Kalila berlari menuju rumah Bu Hajah Rumana. Napasnya terengah-engah. Peluh pun bercucuran dari dahinya. Ia menghela napas panjang setelah tiba di teras bangunan berukuran besar tersebut. Mahasiswi berpenampilan tomboy itu segera meluruskan kakinya di lantai. Punggungnya sengaja ia sandarkan pada tembok dengan cat dinding putih. Semilir angin, mengusap lembut mahkotanya yang terikat. Membuat anak rambut yang lepek bekas keringat itu kering perlahan. Ia ingin melepaskan rasa lelahnya sebelum masuk rumah.
“Kal.”
Gadis itu menoleh, mendapati sang ketua kelompoknya berdiri di ambang pintu, menatap ke arahnya.
Kalila malas menanggapi, ia hanya mengangkat sebelah alisnya.
Khairil maju. Ia duduk di sebelah Kalila. Pemuda dengan kumis tipis dan rambut hitam lebat itu berdeham. Matanya yang bulat besar menengadah, menyaksikan burung kecil yang hinggap di salah satu ranting. “Kamu kenapa nggak minta jemput aja sih?” tanya Khairil akhirnya membuka obrolan.
Pagi ini Kalila kembali ke tempat KKN. Kemarin siang ia terpaksa pergi untuk bekerja.

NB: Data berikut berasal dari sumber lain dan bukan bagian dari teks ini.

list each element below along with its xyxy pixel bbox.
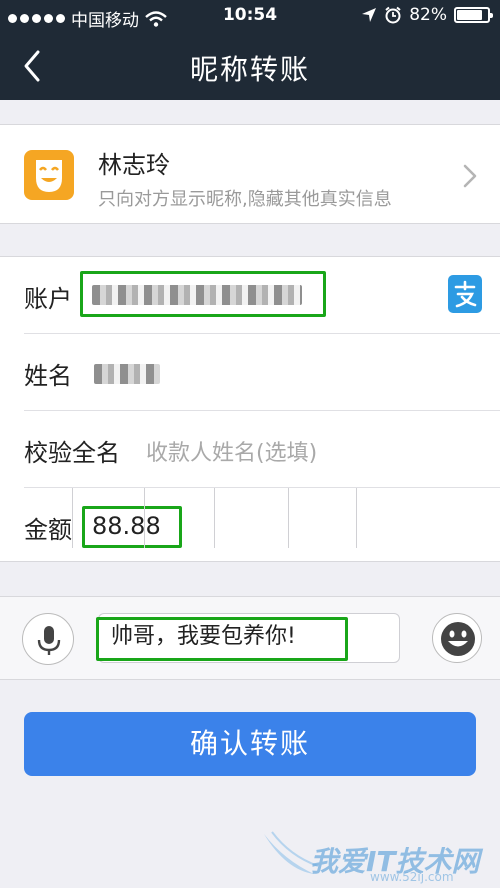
nav-bar: 昵称转账 — [0, 34, 500, 100]
amount-row[interactable]: 金额 88.88 — [0, 488, 500, 565]
recipient-nickname: 林志玲 — [98, 151, 170, 179]
battery-fill — [457, 10, 482, 20]
amount-highlight-box — [82, 506, 182, 548]
alipay-glyph — [454, 280, 477, 308]
message-row: 帅哥，我要包养你! — [0, 596, 500, 680]
emoji-button[interactable] — [432, 613, 482, 663]
chevron-right-icon — [463, 164, 477, 188]
account-row[interactable]: 账户 — [0, 257, 500, 334]
account-highlight-box — [80, 271, 326, 317]
recipient-card[interactable]: 林志玲 只向对方显示昵称,隐藏其他真实信息 — [0, 124, 500, 224]
grid-line — [356, 488, 357, 548]
confirm-transfer-button[interactable]: 确认转账 — [24, 712, 476, 776]
grid-line — [288, 488, 289, 548]
grid-line — [144, 488, 145, 548]
microphone-icon — [37, 626, 61, 655]
verify-name-label: 校验全名 — [24, 439, 120, 467]
name-row: 姓名 — [0, 334, 500, 411]
location-arrow-icon — [362, 8, 377, 22]
status-right: 82% — [361, 5, 493, 25]
verify-name-input[interactable]: 收款人姓名(选填) — [146, 435, 317, 467]
name-label: 姓名 — [24, 362, 72, 390]
mask-face-icon — [36, 160, 62, 192]
amount-label: 金额 — [24, 516, 72, 544]
battery-percent: 82% — [409, 5, 447, 25]
watermark-url: www.52ij.com — [370, 870, 454, 884]
alipay-icon[interactable] — [448, 275, 482, 313]
smiley-face-icon — [441, 622, 475, 656]
site-watermark: 我爱IT技术网 www.52ij.com — [260, 830, 480, 884]
grid-line — [214, 488, 215, 548]
name-value-redacted — [94, 364, 160, 384]
message-highlight-box — [96, 617, 348, 661]
alarm-clock-icon — [385, 6, 401, 24]
page-title: 昵称转账 — [189, 53, 310, 86]
avatar — [24, 150, 74, 200]
verify-name-row[interactable]: 校验全名 收款人姓名(选填) — [0, 411, 500, 488]
recipient-subtitle: 只向对方显示昵称,隐藏其他真实信息 — [98, 189, 392, 210]
microphone-button[interactable] — [22, 613, 74, 665]
transfer-form: 账户 姓名 校验全名 收款人姓名(选填) 金额 88.88 — [0, 256, 500, 562]
status-bar: 中国移动 10:54 82% — [0, 0, 500, 34]
battery-icon — [454, 7, 493, 23]
account-label: 账户 — [24, 285, 72, 313]
grid-line — [72, 488, 73, 548]
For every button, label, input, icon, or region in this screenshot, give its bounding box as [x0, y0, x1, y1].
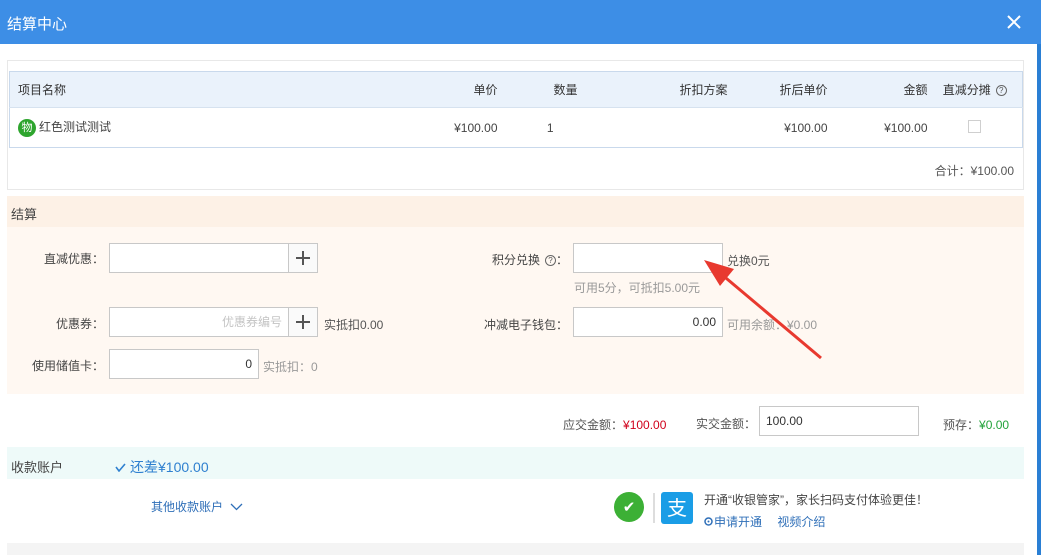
header-direct-split-label: 直减分摊: [942, 83, 991, 97]
header-quantity: 数量: [497, 71, 578, 108]
total-label: 合计：¥100.00: [934, 164, 1014, 178]
coupon-label: 优惠券：: [55, 317, 104, 331]
items-panel: 项目名称 单价 数量 折扣方案 折后单价 金额 直减分摊? 物红色测试测试 ¥1…: [7, 60, 1024, 190]
payment-logos: ✔ 支: [613, 491, 695, 528]
coupon-deduct-note: 实抵扣0.00: [324, 318, 384, 332]
row-name: 红色测试测试: [39, 120, 112, 135]
direct-split-checkbox[interactable]: [968, 119, 982, 133]
direct-discount-label: 直减优惠：: [43, 252, 104, 266]
header-amount: 金额: [827, 71, 928, 108]
promo-links: 申请开通 视频介绍: [703, 513, 825, 530]
alipay-icon: 支: [661, 492, 693, 524]
prestore-amount: 预存：¥0.00: [943, 416, 1009, 433]
account-header: 收款账户 还差¥100.00: [7, 447, 1024, 479]
stored-card-input[interactable]: [109, 349, 259, 379]
table-row: 物红色测试测试 ¥100.00 1 ¥100.00 ¥100.00: [9, 107, 1023, 148]
add-coupon-button[interactable]: [288, 307, 318, 337]
paid-label: 实交金额：: [696, 417, 757, 431]
annotation-arrow-icon: [704, 260, 822, 360]
wechat-alipay-logos: ✔ 支: [614, 492, 693, 524]
row-unit-price: ¥100.00: [294, 107, 498, 148]
footer-band: [7, 543, 1024, 555]
wallet-label: 冲减电子钱包：: [483, 318, 568, 332]
stored-card-label: 使用储值卡：: [31, 359, 104, 373]
other-accounts-label: 其他收款账户: [151, 500, 224, 514]
due-value: ¥100.00: [623, 418, 667, 432]
due-label: 应交金额：: [563, 418, 624, 432]
dialog-title: 结算中心: [7, 16, 68, 33]
due-amount: 应交金额：¥100.00: [563, 416, 666, 433]
items-table: 项目名称 单价 数量 折扣方案 折后单价 金额 直减分摊? 物红色测试测试 ¥1…: [9, 71, 1023, 148]
account-title: 收款账户: [11, 460, 64, 475]
difference-value: 还差¥100.00: [130, 459, 209, 475]
points-available-hint: 可用5分，可抵扣5.00元: [574, 281, 701, 295]
stored-card-deduct-note: 实抵扣：0: [263, 360, 318, 374]
video-intro-link[interactable]: 视频介绍: [777, 515, 825, 529]
settlement-header: 结算: [7, 196, 1024, 227]
points-help-icon[interactable]: ?: [544, 255, 556, 266]
direct-discount-input[interactable]: [109, 243, 289, 273]
header-discounted-price: 折后单价: [727, 71, 828, 108]
header-direct-split: 直减分摊?: [927, 71, 1023, 108]
dialog-titlebar: 结算中心: [0, 0, 1041, 44]
window-edge: [1037, 44, 1041, 555]
row-quantity: 1: [497, 107, 578, 148]
header-unit-price: 单价: [294, 71, 498, 108]
prestore-label: 预存：: [943, 418, 980, 432]
wechat-pay-icon: ✔: [614, 492, 644, 522]
chevron-down-icon: [230, 503, 243, 511]
row-name-cell: 物红色测试测试: [9, 107, 295, 148]
points-label-wrap: 积分兑换?：: [470, 251, 568, 268]
prestore-value: ¥0.00: [979, 418, 1010, 432]
points-label: 积分兑换: [491, 253, 540, 267]
header-discount-plan: 折扣方案: [577, 71, 728, 108]
points-colon: ：: [555, 253, 568, 267]
gear-icon: [704, 517, 713, 526]
close-icon[interactable]: [1001, 9, 1027, 35]
row-direct-split-cell: [927, 107, 1023, 148]
row-discount-plan[interactable]: [577, 107, 728, 148]
check-icon: [115, 463, 126, 473]
svg-text:✔: ✔: [623, 498, 636, 516]
difference-status: 还差¥100.00: [115, 457, 209, 477]
row-discounted-price: ¥100.00: [727, 107, 828, 148]
help-icon[interactable]: ?: [995, 85, 1007, 96]
cashier-promo-text: 开通“收银管家”，家长扫码支付体验更佳！: [704, 493, 928, 507]
add-direct-discount-button[interactable]: [288, 243, 318, 273]
paid-amount-input[interactable]: [759, 406, 919, 436]
goods-badge-icon: 物: [18, 118, 36, 137]
row-amount: ¥100.00: [827, 107, 928, 148]
table-header-row: 项目名称 单价 数量 折扣方案 折后单价 金额 直减分摊?: [9, 71, 1023, 108]
settlement-title: 结算: [11, 207, 38, 222]
header-name: 项目名称: [9, 71, 295, 108]
coupon-input[interactable]: [109, 307, 289, 337]
other-accounts-link[interactable]: 其他收款账户: [151, 498, 243, 515]
svg-text:支: 支: [667, 496, 687, 520]
apply-open-link[interactable]: 申请开通: [714, 515, 762, 529]
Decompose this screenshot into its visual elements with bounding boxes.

Gadis itu lembur, jadi ia memilih bermalam di rumahnya yang terletak di daerah Tangerang Selatan. Perempuan tomboy itu bersyukur, kampusnya menempatkan KKN di wilayah yang bertetanggaan dengan Kotanya. Jadi, tidak memerlukan waktu lama untuk menempuh perjalanan.
Gadis di sebelahnya itu mengerjap heran. “Sama si Fadhil maksudnya?”
Khairil terkekeh pelan. “Yaiyalah. Kan kamu pacarnya. Masa nggak mau sih dia jemput kamu.”
Mendengar perkataan laki-laki itu, Kalila malah tertawa. “Gue sama Fadhil pacaran? Siapa yang bilang?”
“Neisya.”
“Neisya?” Gadis berdarah betawi itu bergumam pelan. “Gosip aja tuh anak.”
“Kalau saya perhatikan kalian kok nggak pernah kelihatan ngobrol bareng ya. Bukannya kalian berdua satu fakultas? Malah kamu lebih banyak ngobrol sama Fadhil.”
Kalila tersenyum getir. “Yah, kerena gue dan Fadhil itu memang sahabatan dari awal kuliah.” Gadis itu menghela napas. Ia memandang ke langit-langit atap rumah.
“Kamu sama Fadhil itu beneran hanya sahabat?”
Kalila mengangguk pasti. Perempuan berpenampilan tomboy itu tersenyum mengingat tingkahnya yang begitu receh kalau bersama Fadhil. Sebenarnya bukan hanya dengan laki-laki berdarah campuran Chinese itu saja ia akrab. Tetapi, entah kenapa hanya Fadhil yang begitu nyambung dengan dirinya. Beragam candaan selalu hadir jika mereka bertemu.
“Fadhil kayanya suka deh sama kamu,” ucap Khairil tiba-tiba. Bola matanya yang hitam menatap lekat gadis di sebelahnya. Seakan mencari kepastian di sana.
“Jangan ngaco ah, Fadhil itu sahabat gue.” Ia terkekeh, geli sendiri mendengar ucapan laki-laki yang masih lekat menatapnya.